The following interventions were identified as areas of potential energy savings:

  • Insulation of the fusing machine which will prevent heat loss and increase safety (already underway);
  • Insulation of the boiler’s condensate return tank which will prevent significant heat loss in the facility;
  • Continual upgrading of the sewing machines to newer technology where the electric motor turns off when not in use;
  • Repair of steam leaks and insulation around the irons to prevent heat loss;
  • Upgrading the efficiency of the vacuum pump when the current pump is replaced. This will save a large amount of energy and can be done through Eskom’s DSM program which will cover the cost difference between a standard- and a higher-efficiency motor.

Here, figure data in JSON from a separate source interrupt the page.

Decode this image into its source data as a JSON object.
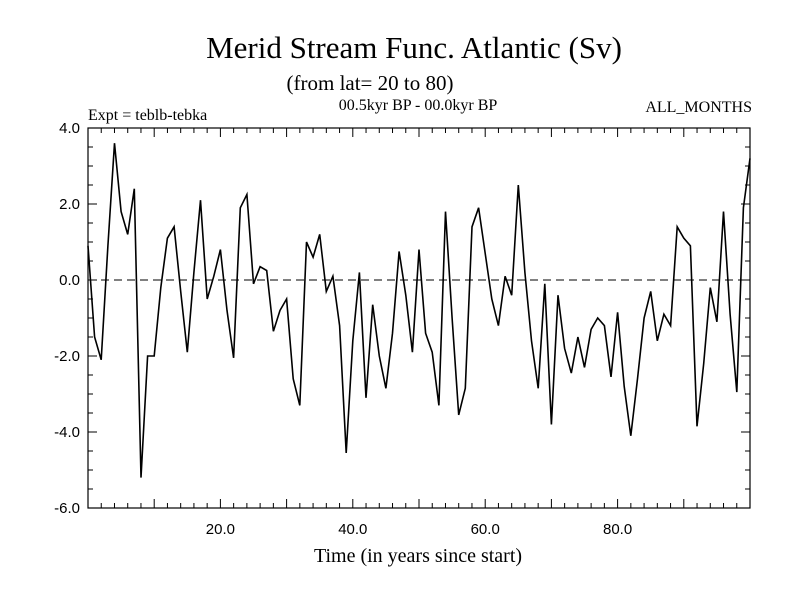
{
  "chart_data": {
    "type": "line",
    "title": "Merid Stream Func. Atlantic (Sv)",
    "subtitle": "(from lat= 20 to 80)",
    "time_range": "00.5kyr BP - 00.0kyr BP",
    "experiment": "Expt = teblb-tebka",
    "months": "ALL_MONTHS",
    "xlabel": "Time (in years since start)",
    "ylabel": "",
    "xlim": [
      0,
      100
    ],
    "ylim": [
      -6.0,
      4.0
    ],
    "xticks": [
      20,
      40,
      60,
      80
    ],
    "xtick_labels": [
      "20.0",
      "40.0",
      "60.0",
      "80.0"
    ],
    "yticks": [
      -6,
      -4,
      -2,
      0,
      2,
      4
    ],
    "ytick_labels": [
      "-6.0",
      "-4.0",
      "-2.0",
      "0.0",
      "2.0",
      "4.0"
    ],
    "zero_line": true,
    "grid": false,
    "x": [
      0,
      1,
      2,
      3,
      4,
      5,
      6,
      7,
      8,
      9,
      10,
      11,
      12,
      13,
      14,
      15,
      16,
      17,
      18,
      19,
      20,
      21,
      22,
      23,
      24,
      25,
      26,
      27,
      28,
      29,
      30,
      31,
      32,
      33,
      34,
      35,
      36,
      37,
      38,
      39,
      40,
      41,
      42,
      43,
      44,
      45,
      46,
      47,
      48,
      49,
      50,
      51,
      52,
      53,
      54,
      55,
      56,
      57,
      58,
      59,
      60,
      61,
      62,
      63,
      64,
      65,
      66,
      67,
      68,
      69,
      70,
      71,
      72,
      73,
      74,
      75,
      76,
      77,
      78,
      79,
      80,
      81,
      82,
      83,
      84,
      85,
      86,
      87,
      88,
      89,
      90,
      91,
      92,
      93,
      94,
      95,
      96,
      97,
      98,
      99,
      100
    ],
    "series": [
      {
        "name": "Merid Stream Func.",
        "values": [
          0.9,
          -1.5,
          -2.1,
          0.9,
          3.6,
          1.8,
          1.2,
          2.4,
          -5.2,
          -2.0,
          -2.0,
          -0.2,
          1.1,
          1.4,
          -0.3,
          -1.9,
          0.2,
          2.1,
          -0.5,
          0.1,
          0.8,
          -0.8,
          -2.05,
          1.9,
          2.25,
          -0.1,
          0.35,
          0.25,
          -1.35,
          -0.8,
          -0.5,
          -2.6,
          -3.3,
          1.0,
          0.6,
          1.2,
          -0.3,
          0.1,
          -1.2,
          -4.55,
          -1.6,
          0.2,
          -3.1,
          -0.65,
          -2.0,
          -2.85,
          -1.4,
          0.75,
          -0.4,
          -1.9,
          0.8,
          -1.4,
          -1.9,
          -3.3,
          1.8,
          -1.0,
          -3.55,
          -2.85,
          1.4,
          1.9,
          0.7,
          -0.5,
          -1.2,
          0.1,
          -0.4,
          2.5,
          0.2,
          -1.6,
          -2.85,
          -0.1,
          -3.8,
          -0.4,
          -1.8,
          -2.45,
          -1.5,
          -2.3,
          -1.3,
          -1.0,
          -1.2,
          -2.55,
          -0.85,
          -2.8,
          -4.1,
          -2.6,
          -1.0,
          -0.3,
          -1.6,
          -0.9,
          -1.2,
          1.4,
          1.1,
          0.9,
          -3.85,
          -2.2,
          -0.2,
          -1.1,
          1.8,
          -0.9,
          -2.95,
          1.9,
          3.2
        ]
      }
    ]
  }
}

The following conclusions were drawn from the audit:

  • The tariff analysis shows that the facility is on the correct electricity tariff.
  • Should the company’s tariff change to a demand-based tariff, power factor correction should be installed as the facility’s power factor is poor.
  • The company has excellent shut-down procedures as the facility showed zero demand during the night and over weekends.
  • The company uses a total of 270,640 kWh per annum.
  • A saving of 18.7% can be achieved should all the energy management opportunities identified be implemented. This however, has financial implications.
  • This percentage will increase as the company continues to replace old sewing machines with new, electronically controlled models.
  • Some of these interventions are general maintenance/housekeeping interventions which can be implemented by employees. Management has already been proactive in certain areas, such as the insulation of the fusing machines, and such initiatives should be continued.
  • A total of 189,960kWh can be produced annually through a 140kW rooftop PV system. However, with a cost of approximately R7 million and an internal rate of return of 2%, this project is not yet feasible due to the high installation cost and lack of feed-in tariff for this size system.

The graph below illustrates the annual savings with the recommended investment and shows a payback of 3.4 years.

The Future

An energy management action plan would incorporate the abovementioned recommendations and will initiate the company’s climate change response strategy, thereby placing the company amongst the leaders in combating climate change.

Not only will this lead to significant and ongoing cost savings, but it will also provide a sound basis for reducing the company’s environmental impact.